CHARLES TOWN – The fees developers pay to build new homes and businesses in Jefferson County could change, as county commissioners consider a study updating the one-time payments.
Jefferson County Commissioners at a May 28 work session debated the idea of lowering the impact fees developers pay the county to offset the cost of providing parks and recreation, fire and rescue, law enforcement and schools to the residents of new housing and new businesses.
Last year, commissioners voted to reduce the commercial impact fees to $1 for a period of 24 months, in hopes of attracting businesses.
The Jefferson County Development Authority argued that businesses are locating in surrounding counties, where no commercial impact fee is charged. JCDA officials said the amount of money collected from commercial impact fees doesn’t compensate for the amount of business development the county loses.
The reduction in fees seems to be working.
“It does seem like we’re starting to see an uptick in businesses,” said John Reisenweber, the authority’s director. “Anything we can do to reduce costs will help. People want to live here if the cost of housing and cost of getting a business located here is low.”
According to the new study, prepared by consultants TishchlerBise of Bethesda, Md., the maximum amount the county should charge in impact fees for commercial space is $399 for law enforcement and $669 for fire and rescue.
Fees are not charged for parks and recreation or schools because these services are not affected by business development.
The maximum amount the county should charge in impact fees for office and institutional space is $156 for law enforcement and $1,110 for fire and rescue, according to the study.
For a business park, the maximum amount is $176 for law enforcement and $1,030 for fire and rescue. For light industrial, the maximum amount is $98 for law enforcement and $772 for fire and rescue. For warehousing, the maximum amount is $50 for law enforcement and $306 for fire and rescue. Finally, the maximum amount for manufacturing is $54 for law enforcement and $600 for fire and rescue.
The fees were derived through methodologies, determining levels of service and costs for planned capital projects, the study says. Commissioners can adopt fees lower than these amounts, but that will result in a decrease in revenue.
This elicited a debate among commissioners.
Said Commission President Walt Pellish: “We’re at a stage right now, this is only my opinion, where we need more rooftops, we need more businesses, we need more revenue, because we have serious budget considerations and the only way we’re going to be able to begin to get more revenue is if we get more businesses, and more people are coming in who are going to become taxpayers.”
Pellish said impact fees discourage growth.
“From my point, and I speak only as an individual, I think impact fees are good and we need to keep them in some form, but I am convinced they are discouraging growth,” he said. “They are too high and they are not fair to people. They are preventing this county from moving forward and growing the way it needs to grow. I’d like to find another way to reduce them.”
Commissioner Lyn Widmyer disagreed.
“If we reduce impact fees to businesses, we’re reducing their contribution to (Emergency Medical Services), fire and law enforcement,” she said. “That’s what we’re doing. And it is not rational to me that a new business would want to come in without knowing that EMS and law enforcement services are going to adequate.”
Reisenweber said businesses want to do their part.
“We’re not hearing from any business that they are not wanting to their fair share,” he said. “But it needs to be responsible and it needs to be fair.”
Builders of new homes also pay impact fees when they obtain building permits. But builders forced to pay the higher fees typically simply pass on the added costs to the homebuyer.
For a single-family home, the current fee is $752 for parks and recreation, $262 for law enforcement and $698 for fire and rescue.
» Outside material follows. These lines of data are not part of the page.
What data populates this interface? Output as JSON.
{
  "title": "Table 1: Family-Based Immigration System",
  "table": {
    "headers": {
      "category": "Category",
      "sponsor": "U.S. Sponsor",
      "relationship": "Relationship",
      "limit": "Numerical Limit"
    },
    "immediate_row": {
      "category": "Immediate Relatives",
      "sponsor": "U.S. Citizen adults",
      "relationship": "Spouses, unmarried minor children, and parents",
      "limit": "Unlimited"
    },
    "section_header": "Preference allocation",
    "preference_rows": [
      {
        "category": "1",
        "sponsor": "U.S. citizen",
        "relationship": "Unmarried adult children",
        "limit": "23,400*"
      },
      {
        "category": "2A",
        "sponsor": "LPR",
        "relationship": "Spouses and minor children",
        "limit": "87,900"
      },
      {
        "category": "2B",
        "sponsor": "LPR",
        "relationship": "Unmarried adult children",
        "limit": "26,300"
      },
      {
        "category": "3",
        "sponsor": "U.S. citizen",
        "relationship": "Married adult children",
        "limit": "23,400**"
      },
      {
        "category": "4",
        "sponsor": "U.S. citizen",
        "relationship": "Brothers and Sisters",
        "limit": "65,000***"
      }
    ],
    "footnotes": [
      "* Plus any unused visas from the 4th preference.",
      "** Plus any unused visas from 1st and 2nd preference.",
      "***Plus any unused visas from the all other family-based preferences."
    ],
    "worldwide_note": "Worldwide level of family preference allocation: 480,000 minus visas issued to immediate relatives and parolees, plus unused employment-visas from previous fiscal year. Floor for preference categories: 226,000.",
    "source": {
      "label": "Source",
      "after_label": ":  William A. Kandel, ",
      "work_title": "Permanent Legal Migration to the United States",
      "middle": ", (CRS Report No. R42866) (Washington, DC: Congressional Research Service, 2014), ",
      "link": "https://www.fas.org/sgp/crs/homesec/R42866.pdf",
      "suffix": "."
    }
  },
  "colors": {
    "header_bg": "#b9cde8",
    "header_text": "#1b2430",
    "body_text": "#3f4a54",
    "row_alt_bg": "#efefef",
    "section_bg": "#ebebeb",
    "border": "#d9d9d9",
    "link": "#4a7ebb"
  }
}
On a townhouse or duplex, the fee is $575 for parks and recreation, $200 for law enforcement and $533 for fire and rescue.
According to the study, the maximum amount of impact fees the county should charge for a combined single-family home, town house and mobile home is $721 for parks and recreation, $242 for law enforcement and $778 for fire rescue.
For a duplex, the highest amount feasible should be $530 for parks and recreation, $178 for law enforcement and $572 for fire and rescue. And for apartments and condominiums, the highest amount is $530 for parks and recreation, $178 for law enforcement and $572 for fire and rescue.
Finally, the current impact fees for new schools is $11,358 for single-family homes, $8,560 for townhouses and duplexes and $6,306 for apartments and condominiums.
According to the study, the proposed maximum amount is a combined $9,725 for single-family homes, townhouses and mobile homes, $8,133 for duplex homes and $6,306 for apartments and condominiums.
Commissioner Dale Manuel said the revenue generated from impact fees allows schools to be built without the county turning to bond financing.
“Without impact fees it’s going to be a burden shared by all of us, and you’re going to have to go the bonding route,” he said. “And that comes back to every Jefferson County taxpayer.”
Pellish was unswayed. “Frankly, I think that is where it belongs,” he said.
Before commissioners could alter impact fees, a public hearing must be held, they said.